Korupsi Pelayanan Publik

KORUPSI PELAYANAN PUBLIK
Oleh. Paul SinlaEloE



Penyelenggaraan pelayanan publik yang prima dalam rangka memenuhi kebutuhan dasar dan hak sipil setiap warga negara merupakan tanggung jawab negara. Itulah maksud yang tersirat dalam pembukaan UUD 1945. Ironisnya, dewasa ini penyelenggaraan pelayanan publik yang prima belum dapat berjalan sebagaimana mestinya dan masih dihadapkan sejumlah persoalan korupsi.
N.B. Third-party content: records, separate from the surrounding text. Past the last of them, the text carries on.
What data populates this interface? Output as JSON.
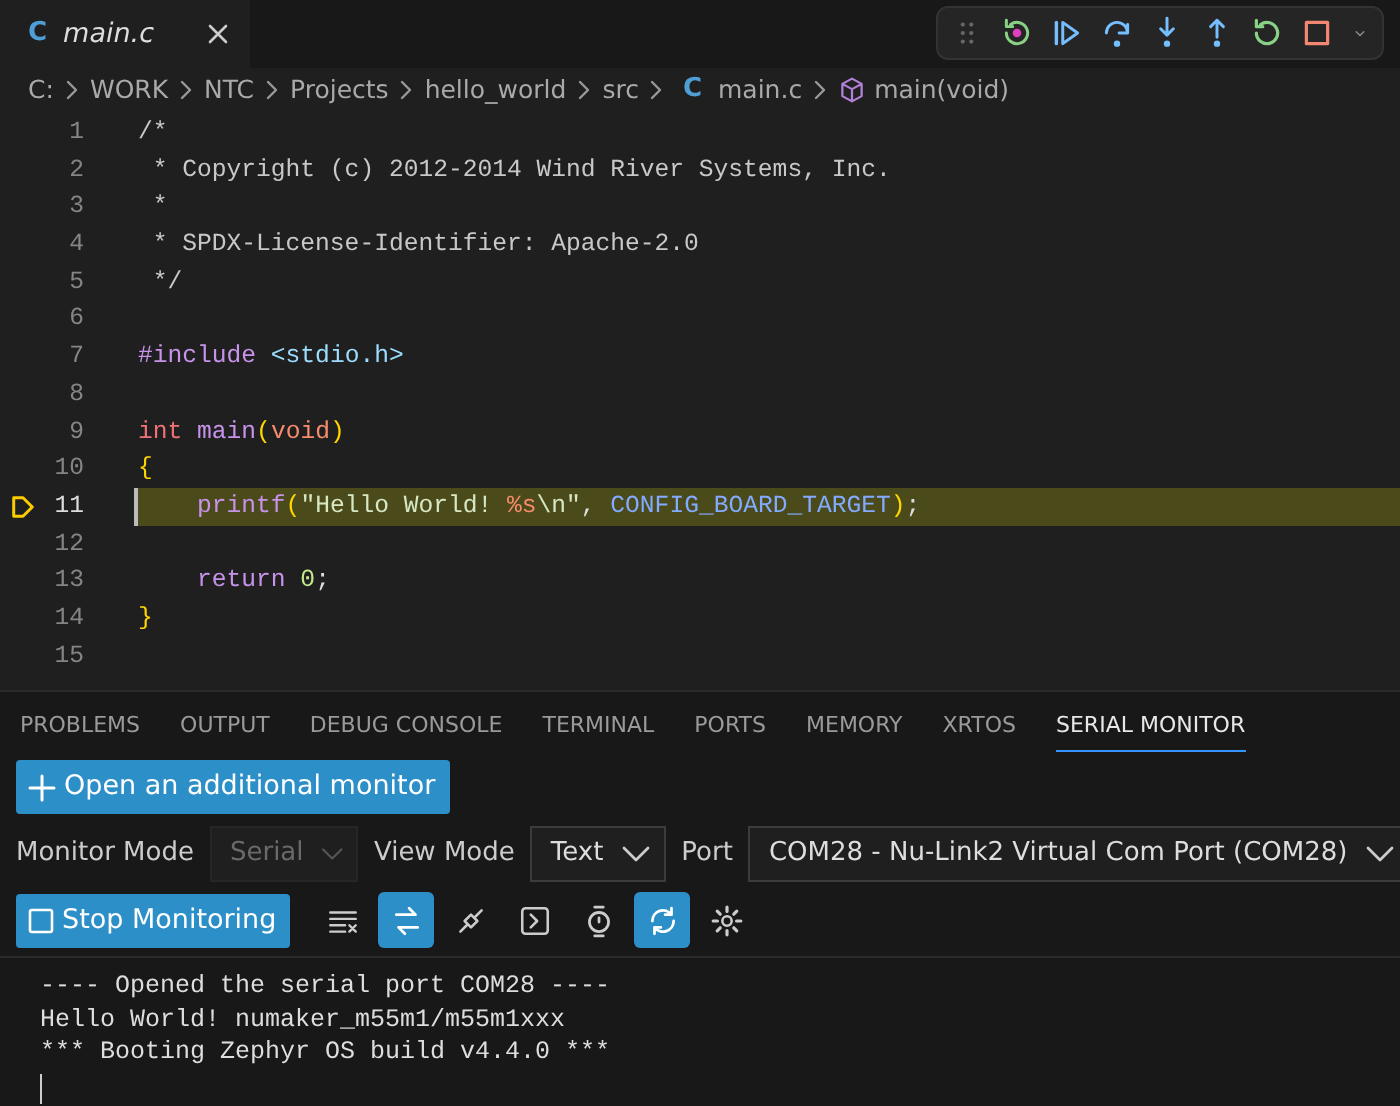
{
  "editor_tabs": [
    {
      "icon_text": "C",
      "label": "main.c",
      "selected": true
    }
  ],
  "breadcrumb": [
    {
      "kind": "folder",
      "text": "C:"
    },
    {
      "kind": "folder",
      "text": "WORK"
    },
    {
      "kind": "folder",
      "text": "NTC"
    },
    {
      "kind": "folder",
      "text": "Projects"
    },
    {
      "kind": "folder",
      "text": "hello_world"
    },
    {
      "kind": "folder",
      "text": "src"
    },
    {
      "kind": "file",
      "icon_text": "C",
      "text": "main.c"
    },
    {
      "kind": "symbol",
      "text": "main(void)"
    }
  ],
  "code_lines": [
    {
      "number": "1",
      "current": false,
      "tokens": [
        {
          "kind": "comment",
          "text": "/*"
        }
      ]
    },
    {
      "number": "2",
      "current": false,
      "tokens": [
        {
          "kind": "comment",
          "text": " * Copyright (c) 2012-2014 Wind River Systems, Inc."
        }
      ]
    },
    {
      "number": "3",
      "current": false,
      "tokens": [
        {
          "kind": "comment",
          "text": " *"
        }
      ]
    },
    {
      "number": "4",
      "current": false,
      "tokens": [
        {
          "kind": "comment",
          "text": " * SPDX-License-Identifier: Apache-2.0"
        }
      ]
    },
    {
      "number": "5",
      "current": false,
      "tokens": [
        {
          "kind": "comment",
          "text": " */"
        }
      ]
    },
    {
      "number": "6",
      "current": false
    },
    {
      "number": "7",
      "current": false,
      "tokens": [
        {
          "kind": "directive",
          "text": "#include"
        },
        {
          "kind": "header",
          "text": "<stdio.h>",
          "space_before": true
        }
      ]
    },
    {
      "number": "8",
      "current": false
    },
    {
      "number": "9",
      "current": false,
      "tokens": [
        {
          "kind": "type",
          "text": "int"
        },
        {
          "kind": "function",
          "text": "main",
          "space_before": true
        },
        {
          "kind": "bracket",
          "text": "("
        },
        {
          "kind": "param",
          "text": "void"
        },
        {
          "kind": "bracket",
          "text": ")"
        }
      ]
    },
    {
      "number": "10",
      "current": false,
      "tokens": [
        {
          "kind": "bracket",
          "text": "{"
        }
      ]
    },
    {
      "number": "11",
      "current": true,
      "indented": true,
      "tokens": [
        {
          "kind": "function",
          "text": "printf"
        },
        {
          "kind": "bracket",
          "text": "("
        },
        {
          "kind": "string",
          "text": "\"Hello World!"
        },
        {
          "kind": "format",
          "text": "%s",
          "space_before": true
        },
        {
          "kind": "string",
          "text": "\\n\""
        },
        {
          "kind": "plain",
          "text": ","
        },
        {
          "kind": "macro",
          "text": "CONFIG_BOARD_TARGET",
          "space_before": true
        },
        {
          "kind": "bracket",
          "text": ")"
        },
        {
          "kind": "plain",
          "text": ";"
        }
      ]
    },
    {
      "number": "12",
      "current": false
    },
    {
      "number": "13",
      "current": false,
      "indented": true,
      "tokens": [
        {
          "kind": "keyword",
          "text": "return"
        },
        {
          "kind": "number",
          "text": "0",
          "space_before": true
        },
        {
          "kind": "plain",
          "text": ";"
        }
      ]
    },
    {
      "number": "14",
      "current": false,
      "tokens": [
        {
          "kind": "bracket",
          "text": "}"
        }
      ]
    },
    {
      "number": "15",
      "current": false
    }
  ],
  "panel_tabs": [
    {
      "label": "PROBLEMS",
      "selected": false
    },
    {
      "label": "OUTPUT",
      "selected": false
    },
    {
      "label": "DEBUG CONSOLE",
      "selected": false
    },
    {
      "label": "TERMINAL",
      "selected": false
    },
    {
      "label": "PORTS",
      "selected": false
    },
    {
      "label": "MEMORY",
      "selected": false
    },
    {
      "label": "XRTOS",
      "selected": false
    },
    {
      "label": "SERIAL MONITOR",
      "selected": true
    }
  ],
  "open_monitor_button": "Open an additional monitor",
  "monitor_mode": {
    "label": "Monitor Mode",
    "value": "Serial",
    "disabled": true
  },
  "view_mode": {
    "label": "View Mode",
    "value": "Text",
    "disabled": false
  },
  "port": {
    "label": "Port",
    "value": "COM28 - Nu-Link2 Virtual Com Port (COM28)",
    "disabled": false
  },
  "stop_button": "Stop Monitoring",
  "monitor_tools": [
    {
      "kind": "clear",
      "on": false
    },
    {
      "kind": "swap",
      "on": true
    },
    {
      "kind": "plug",
      "on": false
    },
    {
      "kind": "terminal",
      "on": false
    },
    {
      "kind": "timer",
      "on": false
    },
    {
      "kind": "autoscroll",
      "on": true
    },
    {
      "kind": "settings",
      "on": false
    }
  ],
  "output_lines": [
    "---- Opened the serial port COM28 ----",
    "Hello World! numaker_m55m1/m55m1xxx",
    "*** Booting Zephyr OS build v4.4.0 ***"
  ]
}
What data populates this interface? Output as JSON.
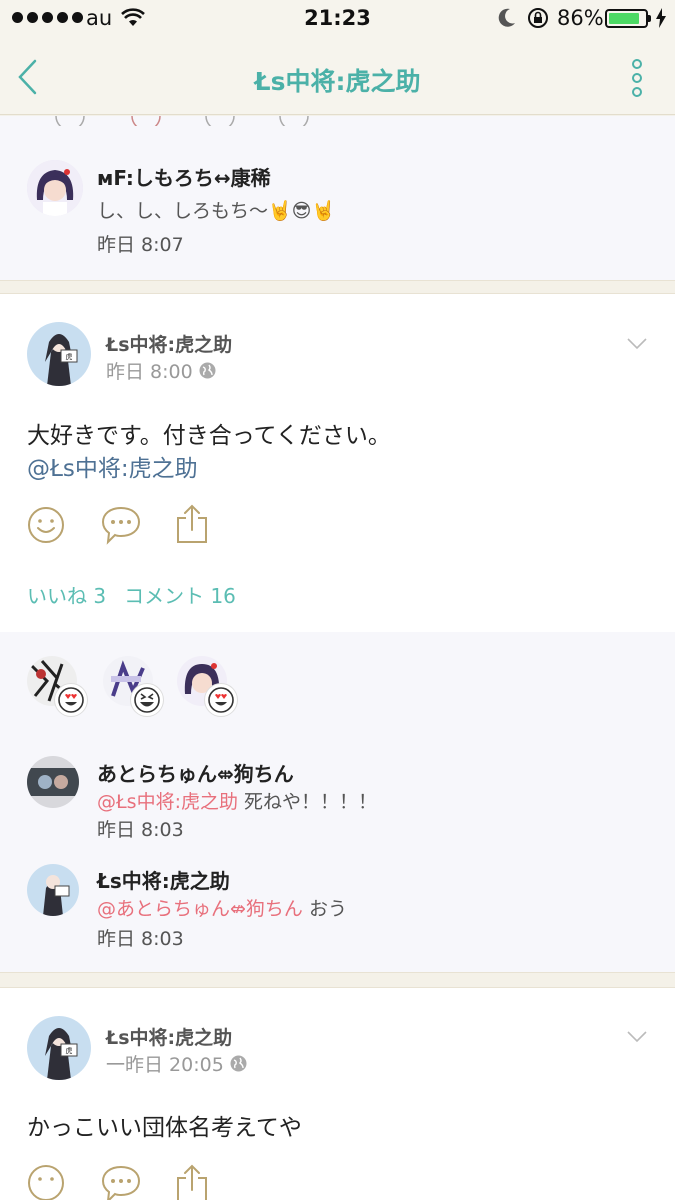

Pada konteks Nusa Tenggara Timur (NTT), buruknya pelayanan publik dapat dibuktikan dengan melihat masih banyak anak dari keluarga kurang mampu yang tidak bisa sekolah. Banyaknya orangtua/wali murid yang mengeluhkan mahalnya biaya pendidikan serta berbagai macam pungutan dari pihak sekolah merupakan potret buram pelayanan publik. Di sektor kesehatan, kasus bayi gizi buruk dan kematian ibu melahirkan masih terus terjadi. Mahalnya biaya kesehatan dan seringnya penolakan terhadap pasien miskin di RSUD WZ Johannes, juga masih menjadi keluhan warga. Minimnya alokasi anggaran untuk sektor kesehatan adalah indikator masih kurangnya perhatian pemerintah terhadap derajat kesehatan warga. Pelayanan publik yang memprihatinkan terjadi juga di bidang administrasi dasar. Lamanya mengurus perizinan (walaupun sudah disatupintukan) dan berbagi kasus pelayanan publik lainnya yang setiap hari selalu menjadi topik utama pemberitaan media merupakan realita yang tidak dapat dipungkiri.


Buruknya pelayanan publik di NTT diperparah lagi dengan maraknya korupsi yang terjadi di sektor pelayanan publik. Data PIAR NTT menunjukkan bahwa pada 2012 terdapat 135 kasus korupsi di NTT dan 98 kasus (73 persen) di antaranya terjadi pada sektor pelayanan publik yang bersentuhan langsung dengan warga. Sedangkan 37 kasus (27 persen) lainnya merupakan kasus yang tidak bersentuhan secara langsung. Perincian jumlah kasus per-sektor dengan total indikasi kerugian negara sebesar Rp 449.851.831.680 sebagai berikut: sosial kemasyarakatan 15 kasus, perhubungan dan transportasi 13 kasus, pendidikan 17 kasus, kesehatan 14 kasus, informatika/telekomunikasi dua kasus, pemerintahan 15 kasus, keuangan daerah 16 kasus, spiritual keagamaan satu kasus, dana bantuan 10 kasus, perikanan dan kelautan sembilan kasus, pertanian/perkebunan/peternakan lima kasus, perumahan rakyat dua kasus, perbankan dua kasus, pemilu/pilkada dua kasus, air bersih dua kasus, pajak/retribusi satu kasus, kebudayaan dan pariwisata tiga kasus, pertambangan/energi/kelistrikan tiga kasus, dana desa tiga kasus.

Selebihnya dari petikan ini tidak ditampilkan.